Zudem sind durch die Entwicklung in den vergangenen Monaten Forderungsausfälle für Lieferanten und Dienstleister aus der skandinavischen Handelsbranche wahrscheinlicher geworden. In allen vier Ländern fehlt es vielen kleineren und mittleren Handelsunternehmen an einer stringenten Strategie für das Onlinegeschäft. Stattdessen versuchen sie mit Einzelmaßnahmen, sich dem wachsenden Druck durch die großen Onlineanbieter entgegenzustemmen. Diese wiederum gewinnen mit Hilfe ihrer großen Datenmengen und ihrer ausgereiften Systeme zunehmend Marktanteile. Gleichzeitig trübt sich die private Konsumstimmung ein. Dafür wird mehr gespart. So haben sich beispielsweise in Finnland die Nettoersparnisse der Haushalte erstmals nach zwei Jahren wieder erhöht. Die größten Unsicherheiten im skandinavischen Handel sieht Atradius derzeit bei stationären Modehändlern, Einzelhandelsgeschäften, Händlern von Möbeln und weiteren Haushaltsgegenständen.

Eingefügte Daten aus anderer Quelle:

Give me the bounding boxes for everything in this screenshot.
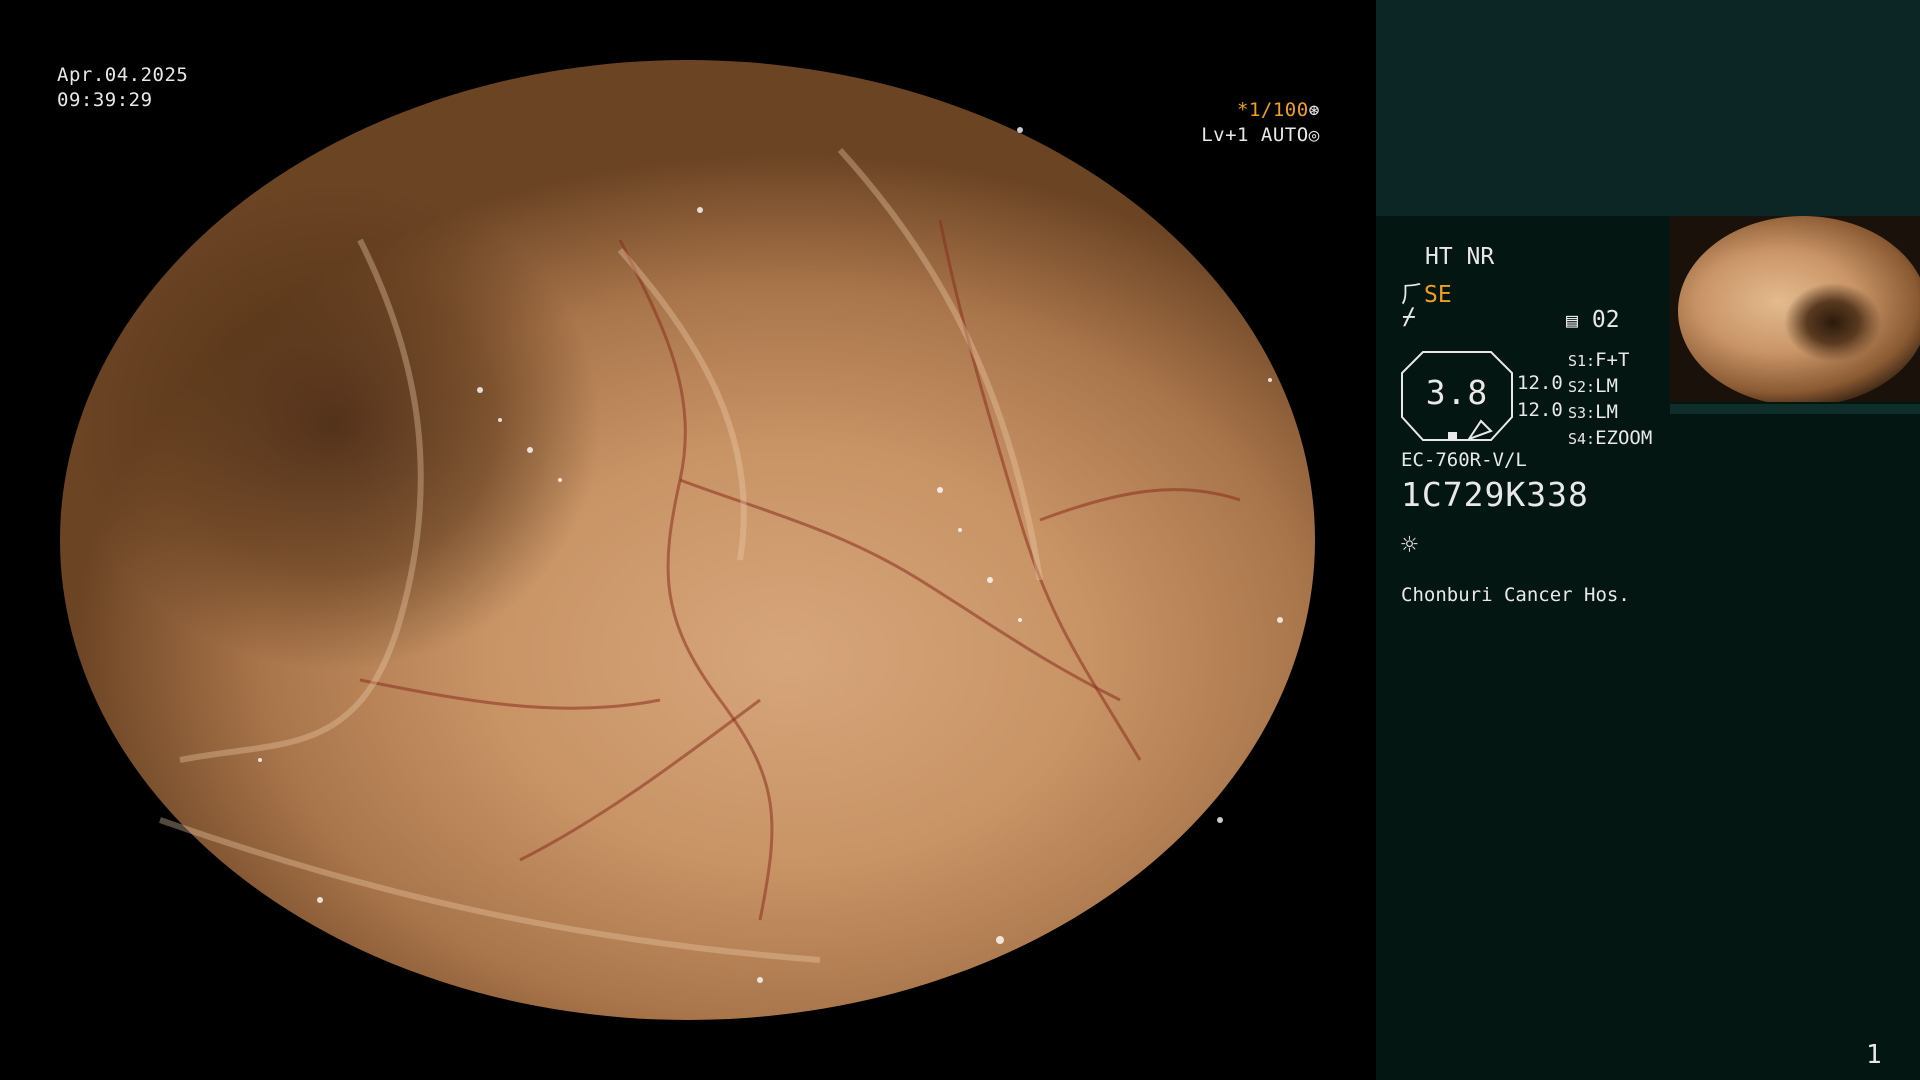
hospital-name: Chonburi Cancer Hos. bbox=[1401, 584, 1630, 606]
switch-item: S1:F+T bbox=[1568, 349, 1630, 371]
shutter-text: *1/100 bbox=[1237, 99, 1309, 121]
se-text: SE bbox=[1424, 282, 1452, 308]
level-text: Lv+1 AUTO bbox=[1201, 124, 1309, 146]
serial-number: 1C729K338 bbox=[1401, 475, 1589, 514]
value-a: 12.0 bbox=[1517, 372, 1563, 394]
endoscope-view bbox=[60, 60, 1315, 1020]
mode-text: HT NR bbox=[1425, 244, 1495, 270]
zoom-value: 3.8 bbox=[1425, 373, 1489, 412]
date-text: Apr.04.2025 bbox=[57, 64, 189, 86]
vessel-overlay bbox=[159, 127, 1283, 983]
exposure-overlay: *1/100⊛ Lv+1 AUTO◎ bbox=[1160, 98, 1320, 148]
scope-model: EC-760R-V/L bbox=[1401, 449, 1527, 471]
iris-icon: ◎ bbox=[1308, 125, 1320, 146]
preset-text: 02 bbox=[1591, 307, 1620, 333]
right-top-panel bbox=[1376, 0, 1920, 216]
value-b: 12.0 bbox=[1517, 399, 1563, 421]
thumbnail-scope bbox=[1678, 216, 1920, 402]
thumbnail-bar bbox=[1670, 404, 1920, 414]
preset-row: ▤ 02 bbox=[1566, 307, 1620, 333]
thumbnail-image[interactable] bbox=[1670, 216, 1920, 402]
datetime-overlay: Apr.04.2025 09:39:29 bbox=[57, 63, 188, 113]
page-number: 1 bbox=[1866, 1040, 1882, 1070]
time-text: 09:39:29 bbox=[57, 89, 153, 111]
signal-icon: ⌿ bbox=[1402, 304, 1416, 330]
aperture-icon: ⊛ bbox=[1308, 100, 1320, 121]
switch-item: S4:EZOOM bbox=[1568, 427, 1653, 449]
document-icon: ▤ bbox=[1566, 308, 1579, 332]
switch-list: S1:F+T S2:LM S3:LM S4:EZOOM bbox=[1568, 348, 1652, 452]
brightness-icon: ☼ bbox=[1401, 528, 1418, 561]
switch-item: S3:LM bbox=[1568, 401, 1618, 423]
switch-item: S2:LM bbox=[1568, 375, 1618, 397]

Fischbranche: Lachssterben erhöht Liquiditätsrisiko in Norwegen

Nach Rohöl und Gas ist Fisch das drittwichtigste Exportgut der norwegischen Wirtschaft. 2018 verzeichnete die Branche noch ein Rekordjahr. In diesem Jahr aber droht das Geschäft einzubrechen. Im Mai 2019 breitete sich eine für Fische giftige Alge in den Gewässern Nordnorwegens aus. In der Folge starben mehrere Millionen Zuchtlachse. Der Lachs ist der mit Abstand wichtigste Exportfisch für die norwegische Fischereiwirtschaft. Durch das ausbleibende Geschäft droht vielen Menschen in der Region zumindest vorübergehend der Verlust ihres Arbeitsplatzes. Das Forderungsrisiko bei den Firmen in der Fischereiwirtschaft ist daher erheblich angestiegen.

Forderungsausfälle in finnischer Forstwirtschaft werden wahrscheinlicher

In der finnischen Forstwirtschaft wird für das aktuelle Jahr mit einem Rückgang des Produktions- und Exportwachstums gerechnet. Ursachen dafür sind u.a. das Abkühlen der Weltwirtschaft und die nachlassende Nachfrage aus dem Ausland. Gleichzeitig bleiben die Unsicherheiten in wichtigen Exportdestinationen der Branche bestehen, unter anderem durch den drohenden Austritt Großbritanniens aus der EU oder den hohen Verschuldungsgrad von Abnehmern aus China oder Italien. Atradius sieht vor diesem Hintergrund steigende Risiken für Forderungsausfälle bei Geschäften mit Firmen aus der finnischen Holzindustrie.

Exportierende Unternehmen, die aktuell Geschäfte mit Abnehmern aus Skandinavien eingehen, sollten diese negativen Trends berücksichtigen und die Bonität ihrer Abnehmer in dieser Region besonders im Auge haben. Die Gefahr, einen Forderungsausfall zu erleiden, ist in Skandinavien derzeit deutlich höher als noch vor der Finanz- und Wirtschaftskrise 2008/2009.